Daft 0.0.21 Release Notes#

The Daft 0.0.21 release features many bugfixes and the introduction of the DynamicRayRunner from @xcharleslin.

New Features#

Dynamic Ray Runner#

Continuation of work by @xcharleslin to implement a dynamic runner for the Ray backend! This scheduler is under active development and will be the default scheduler for Ray in future Daft releases.

See: #412

Telemetry#

Telemetry was added to help Daft development. To disable, use the environment variable DAFT_ANALYTICS_ENABLED=0.

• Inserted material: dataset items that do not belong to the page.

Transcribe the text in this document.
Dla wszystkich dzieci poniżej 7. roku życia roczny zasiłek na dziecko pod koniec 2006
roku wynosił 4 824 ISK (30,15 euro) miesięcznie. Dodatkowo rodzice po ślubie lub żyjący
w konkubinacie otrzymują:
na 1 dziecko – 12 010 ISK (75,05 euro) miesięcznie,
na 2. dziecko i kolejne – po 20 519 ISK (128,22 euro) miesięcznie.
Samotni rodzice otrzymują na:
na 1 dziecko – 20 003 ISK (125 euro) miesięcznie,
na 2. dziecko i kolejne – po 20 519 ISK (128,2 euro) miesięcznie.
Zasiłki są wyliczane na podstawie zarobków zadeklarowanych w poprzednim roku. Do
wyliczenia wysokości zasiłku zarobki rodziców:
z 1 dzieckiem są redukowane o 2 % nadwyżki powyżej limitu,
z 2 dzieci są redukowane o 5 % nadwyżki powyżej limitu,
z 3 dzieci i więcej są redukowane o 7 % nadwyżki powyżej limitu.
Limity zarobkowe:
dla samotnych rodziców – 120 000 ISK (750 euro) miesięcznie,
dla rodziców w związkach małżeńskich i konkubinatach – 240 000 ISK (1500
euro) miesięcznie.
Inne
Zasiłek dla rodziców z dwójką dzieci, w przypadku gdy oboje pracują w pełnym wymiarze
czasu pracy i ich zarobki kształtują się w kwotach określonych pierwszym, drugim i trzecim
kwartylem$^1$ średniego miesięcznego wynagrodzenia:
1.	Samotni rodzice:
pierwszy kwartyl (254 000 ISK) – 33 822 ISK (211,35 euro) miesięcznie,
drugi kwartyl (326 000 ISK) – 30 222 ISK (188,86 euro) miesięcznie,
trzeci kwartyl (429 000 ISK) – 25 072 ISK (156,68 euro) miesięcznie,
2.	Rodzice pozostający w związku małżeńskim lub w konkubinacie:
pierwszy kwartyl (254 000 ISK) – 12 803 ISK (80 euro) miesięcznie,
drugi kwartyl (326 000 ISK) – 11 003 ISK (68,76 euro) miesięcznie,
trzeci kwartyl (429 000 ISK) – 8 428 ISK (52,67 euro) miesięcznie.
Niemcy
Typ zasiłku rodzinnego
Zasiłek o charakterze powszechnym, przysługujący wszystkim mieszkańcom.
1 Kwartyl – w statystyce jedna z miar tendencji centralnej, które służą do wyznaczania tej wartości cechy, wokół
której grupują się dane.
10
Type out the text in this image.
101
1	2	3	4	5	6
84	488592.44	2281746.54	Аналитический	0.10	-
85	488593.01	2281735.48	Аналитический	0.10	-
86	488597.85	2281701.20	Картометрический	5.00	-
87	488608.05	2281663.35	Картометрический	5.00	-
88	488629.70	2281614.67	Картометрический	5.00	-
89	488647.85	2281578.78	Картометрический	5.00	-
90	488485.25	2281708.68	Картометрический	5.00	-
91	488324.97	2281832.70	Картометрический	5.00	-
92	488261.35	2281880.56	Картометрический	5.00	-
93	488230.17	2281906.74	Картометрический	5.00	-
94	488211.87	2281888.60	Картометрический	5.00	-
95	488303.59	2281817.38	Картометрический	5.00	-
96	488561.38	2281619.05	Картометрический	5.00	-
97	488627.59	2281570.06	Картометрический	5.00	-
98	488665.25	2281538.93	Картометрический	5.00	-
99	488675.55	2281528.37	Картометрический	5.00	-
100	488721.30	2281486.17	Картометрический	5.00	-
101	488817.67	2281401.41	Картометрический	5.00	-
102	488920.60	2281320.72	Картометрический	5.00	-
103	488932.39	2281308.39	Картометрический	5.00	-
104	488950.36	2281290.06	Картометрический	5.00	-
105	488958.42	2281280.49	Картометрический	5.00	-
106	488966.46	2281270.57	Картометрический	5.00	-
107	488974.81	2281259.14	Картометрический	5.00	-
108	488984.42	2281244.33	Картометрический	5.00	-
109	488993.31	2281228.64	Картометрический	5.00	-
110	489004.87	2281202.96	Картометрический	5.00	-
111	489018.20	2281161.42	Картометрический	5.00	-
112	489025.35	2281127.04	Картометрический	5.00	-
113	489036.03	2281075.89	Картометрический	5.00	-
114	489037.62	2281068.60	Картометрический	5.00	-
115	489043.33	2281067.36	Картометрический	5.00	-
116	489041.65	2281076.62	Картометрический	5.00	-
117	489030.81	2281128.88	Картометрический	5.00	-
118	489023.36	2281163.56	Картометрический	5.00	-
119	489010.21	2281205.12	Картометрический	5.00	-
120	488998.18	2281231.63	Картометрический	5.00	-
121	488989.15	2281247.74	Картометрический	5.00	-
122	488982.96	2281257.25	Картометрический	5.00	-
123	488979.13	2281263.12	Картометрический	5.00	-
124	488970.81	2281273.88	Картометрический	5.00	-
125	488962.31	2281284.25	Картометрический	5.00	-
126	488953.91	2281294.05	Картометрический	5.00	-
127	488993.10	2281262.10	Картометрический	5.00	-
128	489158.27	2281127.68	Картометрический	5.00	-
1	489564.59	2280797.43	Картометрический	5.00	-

See: #413 and Telemetry docs for more details

Enhancements#

  • Rust Series Basic math #437

  • Simplify Analytics Client to single-threaded implementation #436

  • Dynamic scheduler mega cleanup: Refactors, renames, docstrings, comments #434

  • Fix DynamicRayRunner performance issues. Warmup more works in benchmarking script. #430

  • Move Instructions to dataclasses. #428

  • Add analytics module for telemetry #413

  • DynamicRayRunner optimizations: metadata fetch on demand; ray.wait for task management #418

  • Add profiling to benchmarks/tpch. Improve profiler to prevent VizTracer nesting. #423

  • Base Rust Skeleton #421

Bug Fixes#

  • Fix alias evaluation #448

  • Fix self-referencing if-else test #446

  • Add support and tests for columns created only from literals #445

  • Sorts on non-column expression #299

Build Changes#

  • Daft nightly publishing prepend 0s to dev version to fix pip lexical ordering #453

  • run notebooks check in separate working dir #452

  • Check doc notebooks daily at noon #451

  • add http to fsspec package #450

  • Remove Mamba from publishing CI #449

  • Cookbook test cleanups #438

  • Change envvar DAFT_PKG_BUILD_TYPE to RUST_DAFT_PKG_BUILD_TYPE #432

  • Add DAFT_PKG_BUILD_TYPE to python-publish CI job #424

Documentation#

  • Typos in telemetry docs #429

  • Refreshes our 10 minute tutorial #431

  • API Documentation refactors #427

Closed Issues#

  • Remove Sentry #435

  • add profiling flag to benchmark #422

  • DynamicRayRunner optimization: spread strategy for reduce #420

  • Make DynamicRayRunner strictly faster than RayRunner #419

  • Benchmark DynamicSchedule. #406

  • RayRunner for DynamicSchedule #405

  • PartitionCache for DynamicSchedule #404

  • Refactor DynamicSchedule to be generators. #403

  • Alias doesn’t work on main branch #447

  • Fix creation of literal columns #444

  • Fix aggregations on a self-referencing if_else #441

  • .sort() breaks on non-column Expression #439

  • Repr broken for boolean columns #425